Septembre/octobre 2021
Septembre/octobre 2021

© N5 GALERIE / Les visuels des œuvres présentés sur ce site ne sont pas libres de droits. Pas d’utilisation commerciale ni de modification autorisées sans notre autorisation.

JAZZ & ART CONTEMPORAIN

QUAND LE JAZZ RENCONTRE L’ART CONTEMPORAIN …

Nous sommes heureux de vous convier, le vendredi 16 juillet 2021, à un concert de jazz intime pour clôturer l’exposition RALENTIR TRAVAUX de l’artiste Helga Stüber-Nicolas.

Jazzman émérite et contrebassiste d’exception, Clovis Nicolas vit et travaille à New-York. De passage à Montpellier, Il nous fait l’honneur de se produire en solo pour le finissage de l’exposition. Des instants de pur plaisir où toute la beauté et la justesse de son jeu, mais aussi son imaginaire et le sens du son de son instrument, vous transporteront. Clovis Nicolas vous propose sa façon d’entendre et de retranscrire ce qu’il ressent en faisant glisser ses notes sur et autour des œuvres d’Helga Stüber-Nicolas. Une manière rare de (re)découvrir le travail de l’artiste Helga Stüber-Nicolas magnifiquement accompagné de l’interprétation d’un musicien remarquable.

Déroulé de l’évènement du vendredi 16 juillet 2021 :
17H00 : RDV à la N5 GALERIE, rencontre avec l’artiste Helga Stüber-Nicolas pour découvrir ou redécouvrir son travail.
18H30 : Clôture de l’exposition et départ pour le lieu du concert (à proximité)
19H00 : Début du concert

Pour respecter les règles sanitaires toujours en vigueur, la jauge est limitée.
Pour participer à ce concert gratuit, une réservation par mail est indispensable et à envoyer à : CONCERT COMPLET
(Merci d’indiquer votre nom et le nombre de personnes pour chaque réservation. La validation de votre réservation vous sera envoyée par retour de mail)

En savoir plus sur Clovis Nicolas
En savoir plus sur l’exposition RALENTIR TRAVAUX de Helga Stüber-Nicolas

RALENTIR TRAVAUX

Une exposition de Helga Stüber-Nicolas du 19 mai au 17 juillet 2021

Colonne invisible (extrait) de Helga Stüber-Nicolas – Pneu, tige métallique, crayon, 2021

En entrant dans l’atelier d’Helga Stüber-Nicolas, nous sommes surpris par la senteur délicate du bois tout d’abord, puis notre regard est attiré par les couleurs qui inondent l’espace.
Cet atelier est en effet « envahi » de crayons, rangés avec minutie sur des étagères, dans des tiroirs, savamment classifiés, répertoriés dans des boites.
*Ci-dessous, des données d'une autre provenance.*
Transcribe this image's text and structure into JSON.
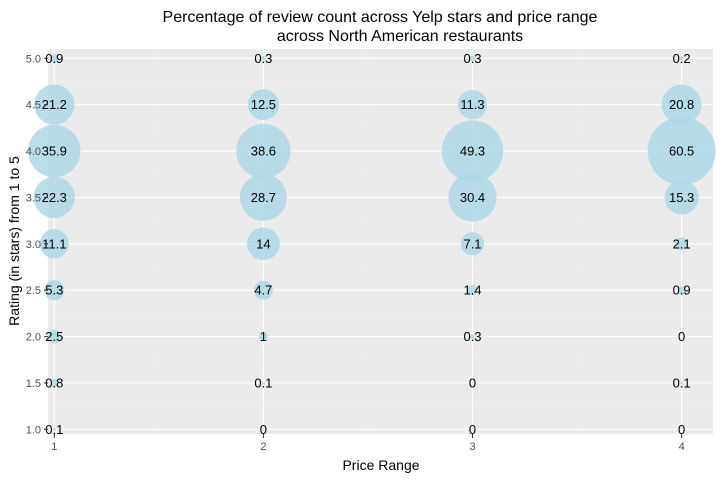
{
  "chart_data": {
    "type": "scatter",
    "title": "Percentage of review count across Yelp stars and price range",
    "subtitle": "across North American restaurants",
    "xlabel": "Price Range",
    "ylabel": "Rating (in stars) from 1 to 5",
    "x_ticks": [
      "1",
      "2",
      "3",
      "4"
    ],
    "y_ticks": [
      "1.0",
      "1.5",
      "2.0",
      "2.5",
      "3.0",
      "3.5",
      "4.0",
      "4.5",
      "5.0"
    ],
    "xlim": [
      0.97,
      4.15
    ],
    "ylim": [
      0.95,
      5.1
    ],
    "grid": true,
    "bubble_color": "#add8e6",
    "panel_color": "#ebebeb",
    "points": [
      {
        "x": 1,
        "y": 5.0,
        "value": 0.9,
        "label": "0.9"
      },
      {
        "x": 1,
        "y": 4.5,
        "value": 21.2,
        "label": "21.2"
      },
      {
        "x": 1,
        "y": 4.0,
        "value": 35.9,
        "label": "35.9"
      },
      {
        "x": 1,
        "y": 3.5,
        "value": 22.3,
        "label": "22.3"
      },
      {
        "x": 1,
        "y": 3.0,
        "value": 11.1,
        "label": "11.1"
      },
      {
        "x": 1,
        "y": 2.5,
        "value": 5.3,
        "label": "5.3"
      },
      {
        "x": 1,
        "y": 2.0,
        "value": 2.5,
        "label": "2.5"
      },
      {
        "x": 1,
        "y": 1.5,
        "value": 0.8,
        "label": "0.8"
      },
      {
        "x": 1,
        "y": 1.0,
        "value": 0.1,
        "label": "0.1"
      },
      {
        "x": 2,
        "y": 5.0,
        "value": 0.3,
        "label": "0.3"
      },
      {
        "x": 2,
        "y": 4.5,
        "value": 12.5,
        "label": "12.5"
      },
      {
        "x": 2,
        "y": 4.0,
        "value": 38.6,
        "label": "38.6"
      },
      {
        "x": 2,
        "y": 3.5,
        "value": 28.7,
        "label": "28.7"
      },
      {
        "x": 2,
        "y": 3.0,
        "value": 14,
        "label": "14"
      },
      {
        "x": 2,
        "y": 2.5,
        "value": 4.7,
        "label": "4.7"
      },
      {
        "x": 2,
        "y": 2.0,
        "value": 1,
        "label": "1"
      },
      {
        "x": 2,
        "y": 1.5,
        "value": 0.1,
        "label": "0.1"
      },
      {
        "x": 2,
        "y": 1.0,
        "value": 0,
        "label": "0"
      },
      {
        "x": 3,
        "y": 5.0,
        "value": 0.3,
        "label": "0.3"
      },
      {
        "x": 3,
        "y": 4.5,
        "value": 11.3,
        "label": "11.3"
      },
      {
        "x": 3,
        "y": 4.0,
        "value": 49.3,
        "label": "49.3"
      },
      {
        "x": 3,
        "y": 3.5,
        "value": 30.4,
        "label": "30.4"
      },
      {
        "x": 3,
        "y": 3.0,
        "value": 7.1,
        "label": "7.1"
      },
      {
        "x": 3,
        "y": 2.5,
        "value": 1.4,
        "label": "1.4"
      },
      {
        "x": 3,
        "y": 2.0,
        "value": 0.3,
        "label": "0.3"
      },
      {
        "x": 3,
        "y": 1.5,
        "value": 0,
        "label": "0"
      },
      {
        "x": 3,
        "y": 1.0,
        "value": 0,
        "label": "0"
      },
      {
        "x": 4,
        "y": 5.0,
        "value": 0.2,
        "label": "0.2"
      },
      {
        "x": 4,
        "y": 4.5,
        "value": 20.8,
        "label": "20.8"
      },
      {
        "x": 4,
        "y": 4.0,
        "value": 60.5,
        "label": "60.5"
      },
      {
        "x": 4,
        "y": 3.5,
        "value": 15.3,
        "label": "15.3"
      },
      {
        "x": 4,
        "y": 3.0,
        "value": 2.1,
        "label": "2.1"
      },
      {
        "x": 4,
        "y": 2.5,
        "value": 0.9,
        "label": "0.9"
      },
      {
        "x": 4,
        "y": 2.0,
        "value": 0,
        "label": "0"
      },
      {
        "x": 4,
        "y": 1.5,
        "value": 0.1,
        "label": "0.1"
      },
      {
        "x": 4,
        "y": 1.0,
        "value": 0,
        "label": "0"
      }
    ]
  }
}
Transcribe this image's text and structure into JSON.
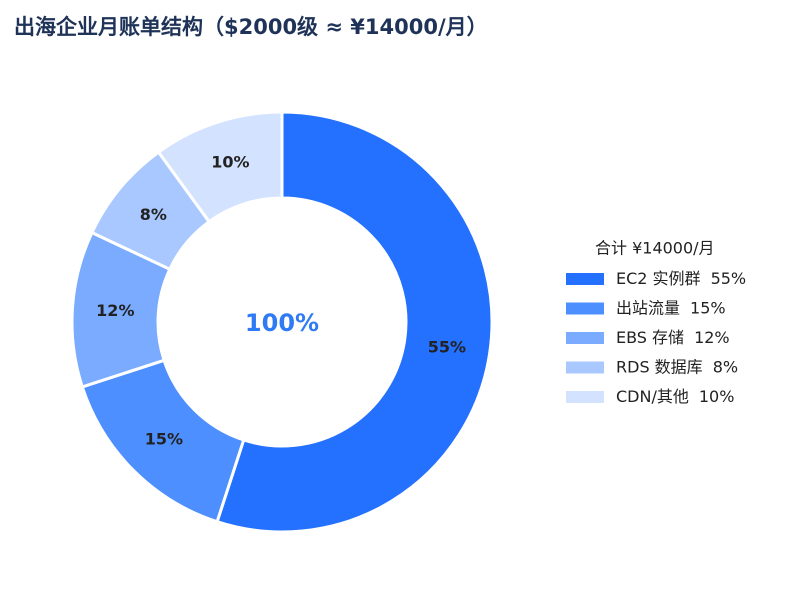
{
  "chart_data": {
    "type": "pie",
    "title": "出海企业月账单结构（$2000级 ≈ ¥14000/月）",
    "center_label": "100%",
    "legend_title": "合计 ¥14000/月",
    "categories": [
      "EC2 实例群",
      "出站流量",
      "EBS 存储",
      "RDS 数据库",
      "CDN/其他"
    ],
    "values": [
      55,
      15,
      12,
      8,
      10
    ],
    "value_labels": [
      "55%",
      "15%",
      "12%",
      "8%",
      "10%"
    ],
    "colors": [
      "#2470ff",
      "#4d8fff",
      "#7aabff",
      "#a8c8ff",
      "#d3e3ff"
    ],
    "legend": "right"
  }
}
Mais ce ne sont pas n’importe quels crayons !
Ce sont des crayons hauts de gamme, en bois, avec des mines composées de pigments de qualité, que l’artiste considère avec préciosité … et qu’elle manipule avec une dextérité chirurgicale. Bien sûr le crayon lui sert à s’exprimer, mais d’une façon évidemment différente de ce que nous pourrions imaginer, car elle le détourne de sa fonction initiale.
La mine est séparée de son bois par le taille-crayon puis l’artiste explore les potentialités de ces deux matériaux que rien ne prédestinait à la fragilité, à la légèreté, à l’abstraction. C’est dans la lente déconstruction du crayon que la création se fait. La notion du temps est en effet essentielle pour Helga Stüber- Nicolas, la minutie de son travail « slow art » étant à contrecourant du temps social, du zapping.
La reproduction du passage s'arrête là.